Les fautes du fils, défaillance locative des parents ?

Le CRI n°459 - Décembre 2021
Les fautes du fils, défaillance locative des parents ?

Les nouvelles du Sud

Un signal fort a été lancé par le Juge du Tribunal judiciaire de Nice ce 13 juillet 2021. En effet, le bailleur social Côte d'Azur (Office HLM de la métropole niçoise) avait introduit une procédure contre une locataire pour obtenir son expulsion au motif que son fils avait été condamné en mai 2020 pour trafic de drogue.

La demande était motivée par le fait que le trafic de produits stupéfiants dans l'immeuble amenait des nuisances pour les autres occupants de l'immeuble et également des menaces à leur égard.

Ce jugement a été abondamment relayé comme ayant valeur d'exemple et pourrait donner lieu à l'arrivée de nombreuses procédures du même type.

Précisons immédiatement que la locataire a interjeté appel de la décision et que beaucoup d'acteurs seront très impatients de connaitre la position définitive de la justice française sur la question.

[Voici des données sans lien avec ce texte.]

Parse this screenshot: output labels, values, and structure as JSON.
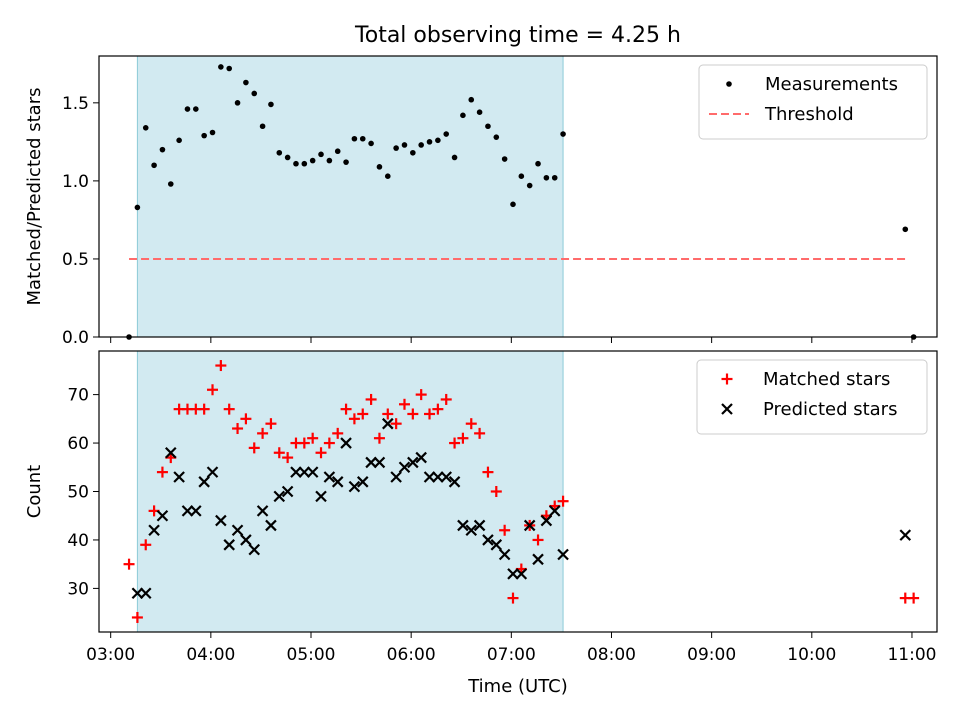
{
  "suptitle": "Total observing time = 4.25 h",
  "chart_data": [
    {
      "type": "scatter",
      "ylabel": "Matched/Predicted stars",
      "xlabel": "",
      "xlim": [
        "02:53",
        "11:15"
      ],
      "ylim": [
        0,
        1.8
      ],
      "yticks": [
        0.0,
        0.5,
        1.0,
        1.5
      ],
      "yticklabels": [
        "0.0",
        "0.5",
        "1.0",
        "1.5"
      ],
      "shaded_span": {
        "start": "03:16",
        "end": "07:31",
        "color": "#add8e6"
      },
      "threshold": {
        "name": "Threshold",
        "value": 0.5,
        "from": "03:11",
        "to": "10:56",
        "color": "#ff6b6b",
        "style": "dashed"
      },
      "legend": {
        "position": "top-right",
        "entries": [
          "Measurements",
          "Threshold"
        ]
      },
      "series": [
        {
          "name": "Measurements",
          "marker": "dot",
          "color": "#000000",
          "x": [
            "03:11",
            "03:16",
            "03:21",
            "03:26",
            "03:31",
            "03:36",
            "03:41",
            "03:46",
            "03:51",
            "03:56",
            "04:01",
            "04:06",
            "04:11",
            "04:16",
            "04:21",
            "04:26",
            "04:31",
            "04:36",
            "04:41",
            "04:46",
            "04:51",
            "04:56",
            "05:01",
            "05:06",
            "05:11",
            "05:16",
            "05:21",
            "05:26",
            "05:31",
            "05:36",
            "05:41",
            "05:46",
            "05:51",
            "05:56",
            "06:01",
            "06:06",
            "06:11",
            "06:16",
            "06:21",
            "06:26",
            "06:31",
            "06:36",
            "06:41",
            "06:46",
            "06:51",
            "06:56",
            "07:01",
            "07:06",
            "07:11",
            "07:16",
            "07:21",
            "07:26",
            "07:31",
            "10:56",
            "11:01"
          ],
          "y": [
            0.0,
            0.83,
            1.34,
            1.1,
            1.2,
            0.98,
            1.26,
            1.46,
            1.46,
            1.29,
            1.31,
            1.73,
            1.72,
            1.5,
            1.63,
            1.56,
            1.35,
            1.49,
            1.18,
            1.15,
            1.11,
            1.11,
            1.13,
            1.17,
            1.13,
            1.19,
            1.12,
            1.27,
            1.27,
            1.24,
            1.09,
            1.03,
            1.21,
            1.23,
            1.18,
            1.23,
            1.25,
            1.26,
            1.3,
            1.15,
            1.42,
            1.52,
            1.44,
            1.35,
            1.28,
            1.14,
            0.85,
            1.03,
            0.97,
            1.11,
            1.02,
            1.02,
            1.3,
            0.69,
            0.0
          ]
        }
      ]
    },
    {
      "type": "scatter",
      "ylabel": "Count",
      "xlabel": "Time (UTC)",
      "xlim": [
        "02:53",
        "11:15"
      ],
      "ylim": [
        21,
        79
      ],
      "yticks": [
        30,
        40,
        50,
        60,
        70
      ],
      "yticklabels": [
        "30",
        "40",
        "50",
        "60",
        "70"
      ],
      "xticks": [
        "03:00",
        "04:00",
        "05:00",
        "06:00",
        "07:00",
        "08:00",
        "09:00",
        "10:00",
        "11:00"
      ],
      "xticklabels": [
        "03:00",
        "04:00",
        "05:00",
        "06:00",
        "07:00",
        "08:00",
        "09:00",
        "10:00",
        "11:00"
      ],
      "shaded_span": {
        "start": "03:16",
        "end": "07:31",
        "color": "#add8e6"
      },
      "legend": {
        "position": "top-right",
        "entries": [
          "Matched stars",
          "Predicted stars"
        ]
      },
      "series": [
        {
          "name": "Matched stars",
          "marker": "plus",
          "color": "#ff0000",
          "x": [
            "03:11",
            "03:16",
            "03:21",
            "03:26",
            "03:31",
            "03:36",
            "03:41",
            "03:46",
            "03:51",
            "03:56",
            "04:01",
            "04:06",
            "04:11",
            "04:16",
            "04:21",
            "04:26",
            "04:31",
            "04:36",
            "04:41",
            "04:46",
            "04:51",
            "04:56",
            "05:01",
            "05:06",
            "05:11",
            "05:16",
            "05:21",
            "05:26",
            "05:31",
            "05:36",
            "05:41",
            "05:46",
            "05:51",
            "05:56",
            "06:01",
            "06:06",
            "06:11",
            "06:16",
            "06:21",
            "06:26",
            "06:31",
            "06:36",
            "06:41",
            "06:46",
            "06:51",
            "06:56",
            "07:01",
            "07:06",
            "07:11",
            "07:16",
            "07:21",
            "07:26",
            "07:31",
            "10:56",
            "11:01"
          ],
          "y": [
            35,
            24,
            39,
            46,
            54,
            57,
            67,
            67,
            67,
            67,
            71,
            76,
            67,
            63,
            65,
            59,
            62,
            64,
            58,
            57,
            60,
            60,
            61,
            58,
            60,
            62,
            67,
            65,
            66,
            69,
            61,
            66,
            64,
            68,
            66,
            70,
            66,
            67,
            69,
            60,
            61,
            64,
            62,
            54,
            50,
            42,
            28,
            34,
            43,
            40,
            45,
            47,
            48,
            28,
            28
          ]
        },
        {
          "name": "Predicted stars",
          "marker": "x",
          "color": "#000000",
          "x": [
            "03:16",
            "03:21",
            "03:26",
            "03:31",
            "03:36",
            "03:41",
            "03:46",
            "03:51",
            "03:56",
            "04:01",
            "04:06",
            "04:11",
            "04:16",
            "04:21",
            "04:26",
            "04:31",
            "04:36",
            "04:41",
            "04:46",
            "04:51",
            "04:56",
            "05:01",
            "05:06",
            "05:11",
            "05:16",
            "05:21",
            "05:26",
            "05:31",
            "05:36",
            "05:41",
            "05:46",
            "05:51",
            "05:56",
            "06:01",
            "06:06",
            "06:11",
            "06:16",
            "06:21",
            "06:26",
            "06:31",
            "06:36",
            "06:41",
            "06:46",
            "06:51",
            "06:56",
            "07:01",
            "07:06",
            "07:11",
            "07:16",
            "07:21",
            "07:26",
            "07:31",
            "10:56"
          ],
          "y": [
            29,
            29,
            42,
            45,
            58,
            53,
            46,
            46,
            52,
            54,
            44,
            39,
            42,
            40,
            38,
            46,
            43,
            49,
            50,
            54,
            54,
            54,
            49,
            53,
            52,
            60,
            51,
            52,
            56,
            56,
            64,
            53,
            55,
            56,
            57,
            53,
            53,
            53,
            52,
            43,
            42,
            43,
            40,
            39,
            37,
            33,
            33,
            43,
            36,
            44,
            46,
            37,
            41
          ]
        }
      ]
    }
  ]
}
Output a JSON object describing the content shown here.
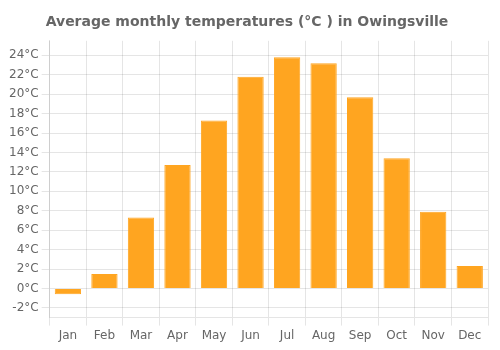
{
  "chart_data": {
    "type": "bar",
    "title": "Average monthly temperatures (°C ) in Owingsville",
    "categories": [
      "Jan",
      "Feb",
      "Mar",
      "Apr",
      "May",
      "Jun",
      "Jul",
      "Aug",
      "Sep",
      "Oct",
      "Nov",
      "Dec"
    ],
    "values": [
      -0.6,
      1.5,
      7.3,
      12.7,
      17.3,
      21.8,
      23.8,
      23.2,
      19.7,
      13.4,
      7.9,
      2.3
    ],
    "color": "#FFA520",
    "ylim": [
      -3,
      25.5
    ],
    "yticks": [
      {
        "value": -2,
        "label": "-2°C"
      },
      {
        "value": 0,
        "label": "0°C"
      },
      {
        "value": 2,
        "label": "2°C"
      },
      {
        "value": 4,
        "label": "4°C"
      },
      {
        "value": 6,
        "label": "6°C"
      },
      {
        "value": 8,
        "label": "8°C"
      },
      {
        "value": 10,
        "label": "10°C"
      },
      {
        "value": 12,
        "label": "12°C"
      },
      {
        "value": 14,
        "label": "14°C"
      },
      {
        "value": 16,
        "label": "16°C"
      },
      {
        "value": 18,
        "label": "18°C"
      },
      {
        "value": 20,
        "label": "20°C"
      },
      {
        "value": 22,
        "label": "22°C"
      },
      {
        "value": 24,
        "label": "24°C"
      }
    ],
    "grid": true
  }
}
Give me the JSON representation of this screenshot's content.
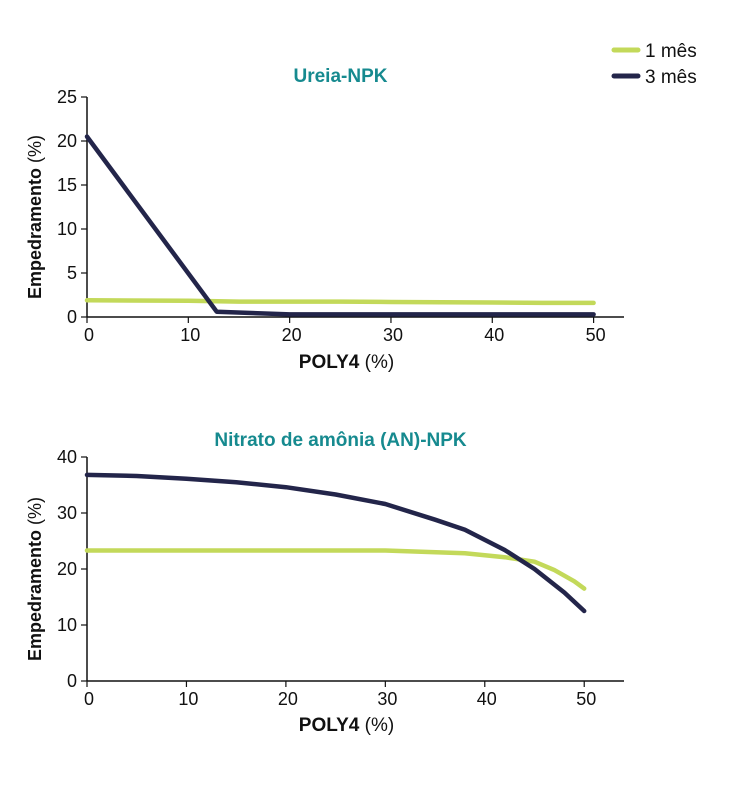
{
  "legend": {
    "items": [
      {
        "label": "1 mês",
        "color": "#c3d95a"
      },
      {
        "label": "3 mês",
        "color": "#23254a"
      }
    ]
  },
  "colors": {
    "title": "#168a8f",
    "axis": "#111111"
  },
  "chart_data": [
    {
      "type": "line",
      "title": "Ureia-NPK",
      "xlabel_bold": "POLY4",
      "xlabel_rest": " (%)",
      "ylabel_bold": "Empedramento",
      "ylabel_rest": " (%)",
      "xlim": [
        0,
        53
      ],
      "ylim": [
        0,
        25
      ],
      "xticks": [
        0,
        10,
        20,
        30,
        40,
        50
      ],
      "yticks": [
        0,
        5,
        10,
        15,
        20,
        25
      ],
      "series": [
        {
          "name": "1 mês",
          "color": "#c3d95a",
          "x": [
            0,
            10,
            15,
            25,
            30,
            40,
            45,
            50
          ],
          "y": [
            1.9,
            1.85,
            1.75,
            1.75,
            1.7,
            1.65,
            1.6,
            1.6
          ]
        },
        {
          "name": "3 mês",
          "color": "#23254a",
          "x": [
            0,
            12.8,
            20,
            30,
            40,
            50
          ],
          "y": [
            20.5,
            0.6,
            0.3,
            0.3,
            0.3,
            0.3
          ]
        }
      ]
    },
    {
      "type": "line",
      "title": "Nitrato de amônia (AN)-NPK",
      "xlabel_bold": "POLY4",
      "xlabel_rest": " (%)",
      "ylabel_bold": "Empedramento",
      "ylabel_rest": " (%)",
      "xlim": [
        0,
        54
      ],
      "ylim": [
        0,
        40
      ],
      "xticks": [
        0,
        10,
        20,
        30,
        40,
        50
      ],
      "yticks": [
        0,
        10,
        20,
        30,
        40
      ],
      "series": [
        {
          "name": "1 mês",
          "color": "#c3d95a",
          "x": [
            0,
            10,
            20,
            30,
            38,
            42,
            45,
            47,
            49,
            50
          ],
          "y": [
            23.3,
            23.3,
            23.3,
            23.3,
            22.8,
            22.1,
            21.3,
            19.8,
            17.8,
            16.5
          ]
        },
        {
          "name": "3 mês",
          "color": "#23254a",
          "x": [
            0,
            5,
            10,
            15,
            20,
            25,
            30,
            35,
            38,
            42,
            45,
            48,
            50
          ],
          "y": [
            36.8,
            36.6,
            36.1,
            35.5,
            34.6,
            33.3,
            31.6,
            28.8,
            27.0,
            23.4,
            20.0,
            15.8,
            12.5
          ]
        }
      ]
    }
  ]
}
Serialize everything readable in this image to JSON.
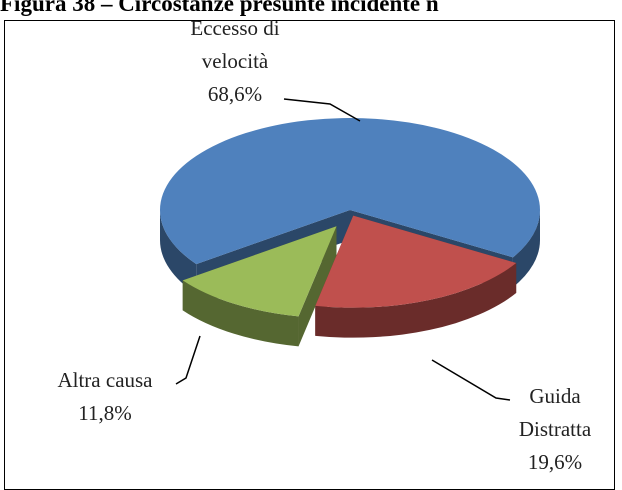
{
  "chart_data": {
    "type": "pie3d",
    "title": "Figura 38 – Circostanze presunte incidente n",
    "categories": [
      "Eccesso di velocità",
      "Guida Distratta",
      "Altra causa"
    ],
    "values": [
      68.6,
      19.6,
      11.8
    ],
    "value_labels": [
      "68,6%",
      "19,6%",
      "11,8%"
    ],
    "colors": [
      "#4f81bd",
      "#c0504d",
      "#9bbb59"
    ]
  }
}
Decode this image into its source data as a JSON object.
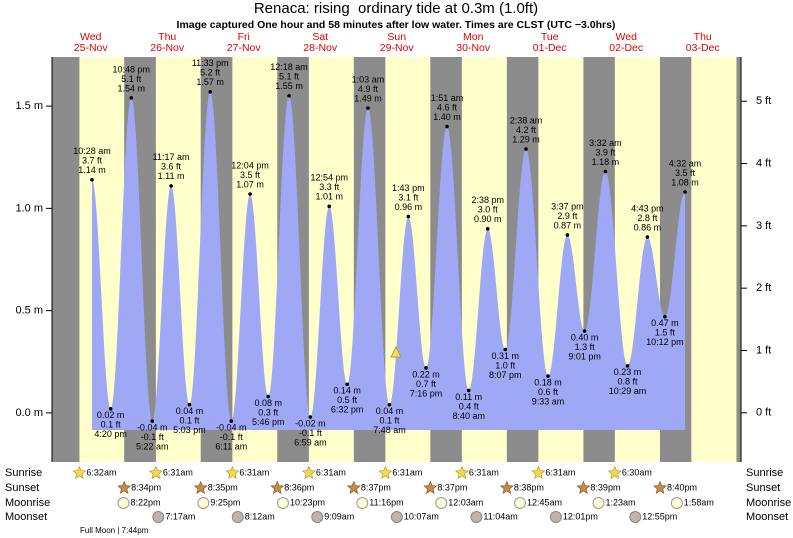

La coopération au centre du mécanisme

Si le bailleur social a pu obtenir l'expulsion, c'est parce qu'il disposait d'une copie du jugement de condamnation pour trafic de stupéfiants.

Un partenariat a en effet été signé entre la Ville de Nice, le procureur de la République, le bailleur social et le préfet. Cet accord permet au bailleur social d'obtenir les mains courantes et les rapports d'intervention des différents services de police mais également les jugements de condamnation.

Le but de la démarche est de pouvoir constituer un dossier à présenter au juge, dans un contexte immobilier où les auteurs du trafic intimident voire menacent les autres occupants qui craignent alors de porter plainte ou de témoigner.

Et la Belgique dans tout ça ?

Il convient d'abord de préciser que le cas que nous évoquons concerne un immeuble social géré par un Office HLM. Il ne s'agit donc pas d'une location par un bailleur privé. L'accès à l'information est donc plus encadré.

A notre connaissance, il n'existe pas de convention de partenariat de ce type en Belgique. Il faut toutefois constater que la problématique française s'inscrit dans un contexte très particulier d'immeubles HLM où d'importants trafic de stupéfiants sont entretenus par des bandes organisées. Les deals sont réalisés dans les communs, devenant parfois progressivement des zones de non droit où les forces de police rechignent parfois à s'aventurer.

Un écueil de taille semble cependant s'annoncer : la décision française se fonde notamment sur le fait que le condamné a tenu un trafic dans l'immeuble loué et ses communs. Il suffirait au locataire d'entretenir son commerce dans l'immeuble d'à côté pour remettre le principe en question.

Un bref rappel sur la question des nuisances

La vie en communauté n'est pas toujours simple et les bailleurs sont régulièrement confrontés à des plaintes de la part de voisins ou copropriétaires au sujet de nuisances sonores, visuelles ou olfactives diverses dans les communs voire les privatifs.

Généralement, le bailleur interpellera son locataire mais reste bien démuni pour envisager davantage. En effet, si un locataire est tenu contractuellement de respecter les lieux et les autres occupants, la question de la preuve est régulièrement un problème pour un propriétaire qui voudrait introduire une action en justice. Il devra effectivement prouver à la fois l'existence des nuisances et qu'elles sont suffisamment graves et récurrentes pour entrainer la fin du bail.

Nous en profitons pour rappeler qu'en cas de nuisances, il est indispensable d'interpeler son locataire par écrit et d'en conserver la preuve. Le caractère récurrent des interpellations pourrait amener le juge de paix à considérer que les nuisances sont désormais suffisamment graves que pour emporter la résolution du bail.

En conclusion

La question des nuisances est un problème récurrent dans des immeubles collectifs et n'emporte pas nécessairement résolution du bail. Chaque situation doit être examinée au cas par cas et soumis à un contrôle judiciaire. Si en France les actions en expulsion menées par des bailleurs sociaux à l'encontre de familles comportant un condamné pour des faits de stupéfiants se multiplient, le cas ne peut pas encore être transposé de manière générale en Belgique, que ce soit pour un logement social ou un logement privé.

Cet article n'est valide qu'à la date où il a été publié.